Although we do not undertake an exhaustive historical analysis today of the full scope of the Second Amendment, nothing in our opinion should be taken to cast doubt on longstanding prohibitions on the possession of firearms by felons and the mentally ill, or laws forbidding the carrying of firearms in sensitive places such as schools and government buildings, or laws imposing conditions and qualifications on the commercial sale of arms.

We also recognize another important limitation on the right to keep and carry arms. Miller said, as we have explained, that the sorts of weapons protected were those “in common use at the time.” 307 U. S., at 179. We think that limitation is fairly supported by the historical tradition of prohibiting the carrying of “dangerous and unusual weapons.”

It may be objected that if weapons that are most useful in military service—M-16 rifles and the like—may be banned, then the Second Amendment right is completely detached from the prefatory clause.
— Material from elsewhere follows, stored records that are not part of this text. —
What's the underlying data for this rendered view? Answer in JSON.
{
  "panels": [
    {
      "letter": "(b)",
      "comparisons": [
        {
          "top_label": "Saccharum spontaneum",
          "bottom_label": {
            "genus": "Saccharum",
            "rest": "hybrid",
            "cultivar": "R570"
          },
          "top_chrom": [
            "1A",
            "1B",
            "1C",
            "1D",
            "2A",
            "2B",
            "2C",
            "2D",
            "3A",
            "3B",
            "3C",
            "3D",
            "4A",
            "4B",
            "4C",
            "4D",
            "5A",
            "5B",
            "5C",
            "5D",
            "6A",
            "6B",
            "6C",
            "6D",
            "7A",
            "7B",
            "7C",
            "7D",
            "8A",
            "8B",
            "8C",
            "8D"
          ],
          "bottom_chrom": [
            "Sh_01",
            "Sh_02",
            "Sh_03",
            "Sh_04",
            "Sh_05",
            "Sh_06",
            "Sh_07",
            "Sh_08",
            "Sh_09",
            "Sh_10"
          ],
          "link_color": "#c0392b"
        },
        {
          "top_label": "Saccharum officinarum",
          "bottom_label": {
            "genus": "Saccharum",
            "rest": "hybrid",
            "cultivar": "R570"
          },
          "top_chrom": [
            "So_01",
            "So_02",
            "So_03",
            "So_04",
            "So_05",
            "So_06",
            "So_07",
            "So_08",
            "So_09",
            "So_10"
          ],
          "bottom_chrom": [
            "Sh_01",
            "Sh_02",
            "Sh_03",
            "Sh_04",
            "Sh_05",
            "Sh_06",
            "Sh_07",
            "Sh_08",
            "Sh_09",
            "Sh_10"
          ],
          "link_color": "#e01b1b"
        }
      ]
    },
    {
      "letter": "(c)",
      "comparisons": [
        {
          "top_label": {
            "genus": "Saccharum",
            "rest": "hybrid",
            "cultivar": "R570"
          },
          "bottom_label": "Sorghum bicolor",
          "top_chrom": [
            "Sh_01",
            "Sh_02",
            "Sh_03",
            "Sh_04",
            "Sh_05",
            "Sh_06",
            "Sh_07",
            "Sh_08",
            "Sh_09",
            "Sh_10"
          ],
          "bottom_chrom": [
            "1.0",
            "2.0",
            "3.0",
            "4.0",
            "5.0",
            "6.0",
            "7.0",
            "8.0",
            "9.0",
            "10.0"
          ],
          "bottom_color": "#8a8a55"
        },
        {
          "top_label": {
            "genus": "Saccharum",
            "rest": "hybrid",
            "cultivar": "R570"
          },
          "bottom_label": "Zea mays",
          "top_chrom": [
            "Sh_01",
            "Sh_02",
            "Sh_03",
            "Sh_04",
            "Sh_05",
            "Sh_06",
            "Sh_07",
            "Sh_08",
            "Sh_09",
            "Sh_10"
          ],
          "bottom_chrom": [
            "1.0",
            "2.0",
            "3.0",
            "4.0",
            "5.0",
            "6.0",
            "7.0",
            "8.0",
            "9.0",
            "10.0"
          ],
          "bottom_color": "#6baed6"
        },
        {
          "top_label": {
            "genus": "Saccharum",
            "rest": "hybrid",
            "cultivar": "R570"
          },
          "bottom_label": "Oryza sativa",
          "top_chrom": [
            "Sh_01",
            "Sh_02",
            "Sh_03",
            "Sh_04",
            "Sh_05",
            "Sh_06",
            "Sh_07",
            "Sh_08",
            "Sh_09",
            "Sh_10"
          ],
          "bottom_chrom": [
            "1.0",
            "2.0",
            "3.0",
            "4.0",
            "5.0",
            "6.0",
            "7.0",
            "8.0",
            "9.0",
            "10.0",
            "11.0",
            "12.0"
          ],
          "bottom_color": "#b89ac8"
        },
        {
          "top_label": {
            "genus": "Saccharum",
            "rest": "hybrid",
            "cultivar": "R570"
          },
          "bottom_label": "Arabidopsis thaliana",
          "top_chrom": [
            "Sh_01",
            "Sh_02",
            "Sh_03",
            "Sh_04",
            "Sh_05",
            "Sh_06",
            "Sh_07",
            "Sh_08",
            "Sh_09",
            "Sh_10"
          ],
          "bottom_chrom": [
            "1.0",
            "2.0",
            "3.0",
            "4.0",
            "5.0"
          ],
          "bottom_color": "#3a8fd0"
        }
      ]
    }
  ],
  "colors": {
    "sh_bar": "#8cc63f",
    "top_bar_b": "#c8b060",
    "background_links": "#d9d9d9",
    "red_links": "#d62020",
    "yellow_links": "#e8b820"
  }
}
But as we have said, the conception of the militia at the time of the Second Amendment’s ratification was the body of all citizens capable of military service, who would bring the sorts of lawful weapons that they possessed at home to militia duty. It may well be true today that a militia, to be as effective as militias in the 18th century, would require sophisticated arms that are highly unusual in society at large. Indeed, it may be true that no amount of smallarms could be useful against modern-day bombers and tanks. But the fact that modern developments have limited the degree of fit between the prefatory clause and the protected right cannot change our interpretation of the right.

In the end, the ruling merely affirms the existence of the individual right to keep and bears arms, and strikes down the District of Columbia’s ban on handgun possession in the home and its requirement that lawful firearms kept in a home be inoperable. It specifically declines to address licensing requirements (which Heller failed to challenge). Insofar as the Court affirms a right of self defense, it has done so only with respect to one’s home.

The moderation of Scalia’s opinion is likely to make its power as a decision stronger rather than weaker though, and District of Columbia v. Heller signals a major reversal in the direction of Constitutional Law at the Supreme Court level.